Don't you still have to maintain github enterprise?

0xbadcafebee

22 days ago

It's the cloud managed one, they have an "enterprisey" license that gives you more features/limits but you don't have to run infra, upgrades, patches etc

nine_k

23 days ago

It depends how high you value your headaches, and how high, your org's downtime. Github not working accrues over the hourly rate of every developer affected, which is likely $70-$100 a hour. 10 hours of outage in a year affecting a team of 10 would cost north of $70k, enough to hire a part-time SRE dedicated just to tend to your Gitlab installation.

zxcvasd

23 days ago

>10 hours of outage in a year affecting a team of 10 would cost north of $70k

10 hours x 10 developers x $70 per hour = $7000, not $70000.

nine_k

23 days ago

Thank you for the correction! This indeed completely changes the picture :-\

nottimbo

23 days ago

Microsoft, it's time to hire some SREs.

arm32

23 days ago

We did hire some, boss! Soshie, Vizzy and Dexter. They're AI, but they're supposed to be way better than a human SRE. At least that's what the Sintra salesguy told us.

rvz

23 days ago

So that's what the Tay, and Zoe AI bots were doing all this time after they were cancelled and banned off of Twitter.

Working on the GitHub Azure migration and for years it's gone so well so far.

kyleee

22 days ago

I hope someone’s been reviewing their work in case they’ve been adding certain german related Easter eggs

lenerdenator

23 days ago

Why hire anyone to fix a problem when you can make an AI agent to "fix" it, tell investors about it to pump the price, and not fix anything knowing that you have a monopoly?

VirusNewbie

23 days ago

Microsoft doesn't pay well enough to attract good SRE talent.

ferguess_k

23 days ago

Yes we did hire SREs, unfortunately they are in another continent and they only know how to pull others into the chat. We also have some AI too, do you want to try them? They are pretty good SREs, one of them wrote 100K lines of code in a week while another one reviews every line along the way. It was fantastic! Fantastic!! FANTASTIC!!!

OK I have no idea about MSFT SREs, just to be /s.

andrewinardeer

23 days ago

Days since last GitHub incident: 0.2

imglorp

23 days ago

14 incidents this month.
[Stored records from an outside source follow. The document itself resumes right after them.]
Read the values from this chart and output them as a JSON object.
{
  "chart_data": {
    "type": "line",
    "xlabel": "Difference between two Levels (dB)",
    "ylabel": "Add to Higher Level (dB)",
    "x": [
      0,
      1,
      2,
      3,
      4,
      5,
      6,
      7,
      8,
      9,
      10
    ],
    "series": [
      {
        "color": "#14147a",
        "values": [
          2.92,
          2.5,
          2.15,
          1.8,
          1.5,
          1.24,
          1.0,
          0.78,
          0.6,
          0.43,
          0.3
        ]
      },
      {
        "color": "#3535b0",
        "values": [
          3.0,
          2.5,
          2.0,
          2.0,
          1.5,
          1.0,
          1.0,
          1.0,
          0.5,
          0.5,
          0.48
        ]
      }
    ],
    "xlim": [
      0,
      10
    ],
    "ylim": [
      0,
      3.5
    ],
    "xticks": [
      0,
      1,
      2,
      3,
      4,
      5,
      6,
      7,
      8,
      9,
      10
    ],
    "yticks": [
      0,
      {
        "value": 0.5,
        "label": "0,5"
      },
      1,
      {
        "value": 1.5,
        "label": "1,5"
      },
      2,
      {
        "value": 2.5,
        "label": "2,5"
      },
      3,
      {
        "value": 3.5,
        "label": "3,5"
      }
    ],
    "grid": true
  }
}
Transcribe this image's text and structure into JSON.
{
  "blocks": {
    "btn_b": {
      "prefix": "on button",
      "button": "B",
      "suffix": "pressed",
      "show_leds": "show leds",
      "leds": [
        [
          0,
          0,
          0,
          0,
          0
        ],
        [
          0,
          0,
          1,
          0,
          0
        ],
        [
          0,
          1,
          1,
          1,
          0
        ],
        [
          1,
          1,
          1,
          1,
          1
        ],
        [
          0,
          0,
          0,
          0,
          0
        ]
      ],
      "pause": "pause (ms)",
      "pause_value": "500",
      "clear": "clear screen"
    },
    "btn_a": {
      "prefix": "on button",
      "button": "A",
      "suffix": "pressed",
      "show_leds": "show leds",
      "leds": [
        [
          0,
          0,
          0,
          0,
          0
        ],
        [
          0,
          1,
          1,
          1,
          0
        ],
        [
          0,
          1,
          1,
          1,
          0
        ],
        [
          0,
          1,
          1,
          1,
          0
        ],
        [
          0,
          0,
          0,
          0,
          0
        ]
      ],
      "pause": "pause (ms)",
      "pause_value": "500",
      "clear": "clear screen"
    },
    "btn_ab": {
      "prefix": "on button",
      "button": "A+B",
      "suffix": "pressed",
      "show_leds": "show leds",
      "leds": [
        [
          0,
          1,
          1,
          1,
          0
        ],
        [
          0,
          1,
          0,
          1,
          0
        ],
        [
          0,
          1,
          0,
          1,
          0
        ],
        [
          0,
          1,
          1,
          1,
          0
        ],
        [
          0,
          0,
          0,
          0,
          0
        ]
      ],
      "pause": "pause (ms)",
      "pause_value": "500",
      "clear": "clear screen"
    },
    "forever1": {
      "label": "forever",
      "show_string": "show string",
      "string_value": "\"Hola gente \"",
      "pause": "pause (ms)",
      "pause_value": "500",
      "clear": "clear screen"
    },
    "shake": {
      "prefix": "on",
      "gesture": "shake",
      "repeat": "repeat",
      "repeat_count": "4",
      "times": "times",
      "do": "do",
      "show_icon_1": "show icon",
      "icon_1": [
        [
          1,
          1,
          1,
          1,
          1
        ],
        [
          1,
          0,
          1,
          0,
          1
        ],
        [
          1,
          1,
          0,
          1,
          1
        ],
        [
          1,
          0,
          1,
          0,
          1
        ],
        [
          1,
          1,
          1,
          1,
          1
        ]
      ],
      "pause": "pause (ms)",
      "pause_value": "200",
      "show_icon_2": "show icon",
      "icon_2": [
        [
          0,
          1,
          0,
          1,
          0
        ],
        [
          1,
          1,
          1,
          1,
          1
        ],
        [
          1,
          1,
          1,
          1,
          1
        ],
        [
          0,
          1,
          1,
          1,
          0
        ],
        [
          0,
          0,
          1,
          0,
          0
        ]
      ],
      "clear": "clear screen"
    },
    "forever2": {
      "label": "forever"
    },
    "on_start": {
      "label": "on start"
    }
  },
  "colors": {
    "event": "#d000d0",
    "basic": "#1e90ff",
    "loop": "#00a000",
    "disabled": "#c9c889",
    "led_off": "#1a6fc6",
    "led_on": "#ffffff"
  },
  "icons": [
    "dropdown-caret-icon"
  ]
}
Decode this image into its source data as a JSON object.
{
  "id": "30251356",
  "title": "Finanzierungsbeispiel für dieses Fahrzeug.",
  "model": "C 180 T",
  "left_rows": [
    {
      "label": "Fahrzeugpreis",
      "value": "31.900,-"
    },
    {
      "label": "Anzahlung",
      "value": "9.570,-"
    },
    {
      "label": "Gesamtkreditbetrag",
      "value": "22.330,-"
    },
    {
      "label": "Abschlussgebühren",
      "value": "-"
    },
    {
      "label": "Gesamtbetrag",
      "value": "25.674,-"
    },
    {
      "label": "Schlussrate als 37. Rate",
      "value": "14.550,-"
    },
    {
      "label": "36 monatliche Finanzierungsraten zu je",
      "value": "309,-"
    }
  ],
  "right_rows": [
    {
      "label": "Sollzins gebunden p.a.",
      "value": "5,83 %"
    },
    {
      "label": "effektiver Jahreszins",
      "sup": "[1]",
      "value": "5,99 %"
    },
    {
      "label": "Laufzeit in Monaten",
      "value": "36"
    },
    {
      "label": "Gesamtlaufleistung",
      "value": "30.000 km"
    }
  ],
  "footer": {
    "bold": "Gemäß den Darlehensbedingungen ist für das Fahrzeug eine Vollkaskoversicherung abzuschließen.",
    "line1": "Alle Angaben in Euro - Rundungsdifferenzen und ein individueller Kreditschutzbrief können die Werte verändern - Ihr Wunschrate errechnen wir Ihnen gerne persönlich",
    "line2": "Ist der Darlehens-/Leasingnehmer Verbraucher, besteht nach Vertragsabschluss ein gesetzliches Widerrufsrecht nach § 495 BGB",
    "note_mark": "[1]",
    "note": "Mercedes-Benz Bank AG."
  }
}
So far.

postexitus

23 days ago

I believe it is an Azure outage or some type of MS service - everything on Azure is down.

ctxc

23 days ago

My az services seem to be up.

zxcvasd

23 days ago

having no issues on azure here, seeing no azure incidents on the status page or any of my admin panels

deathanatos

23 days ago

> seeing no azure incidents on the status page

… in all seriousness, that is hardly proof that Azure isn't having an outage.

zxcvasd

23 days ago

if i thought it alone was proof enough, i wouldnt have also included the bit about how i was actively using azure.

its one signal, among others. and in any case, i wasn't trying to prove the parent commenter wrong. i was offering my own signal to the crowd.

verst

23 days ago

I second this. Not experiencing any Azure issues at this time.

toephu2

23 days ago

This is why companies should host their own source code on-prem.

phtrivier

23 days ago

Fixed in about 30m to an hour.

Definitely annoying, but I'll try the hot take that, contrary to popular belief, GH is not critical infrastructure - or so I hope.

Please tell me no part of the Ukrainian air defense system depends on a gh action hook.

eddd-ddde

23 days ago

You've heard of infrastructure as code, now presenting air strikes as code!

Need a new secret offensive operation? Create a new JSON file with the coordinates, make a merge request and get Commander approval, merge it, and our new proprietary GitHub action runner will deploy a drone in seconds!

philipallstar

23 days ago

This is far too simple. The correct way is to generate an NFT that's a screenshot from Google Maps of where you'd like to hit, and a blockchain-watching AI will spot it, figure out where you probably mean and send the coordinates to the fire control system.

ares623

23 days ago

When millions of man-hours are lost waiting for your service to be back up, I think that deserves a bit of resiliency.

vaylian

23 days ago

It's not critical, but there's still a lot of reliance on it.

It's also the only reason why I still need IPv4.

NewJazz

23 days ago

The status page says things are still not fixed.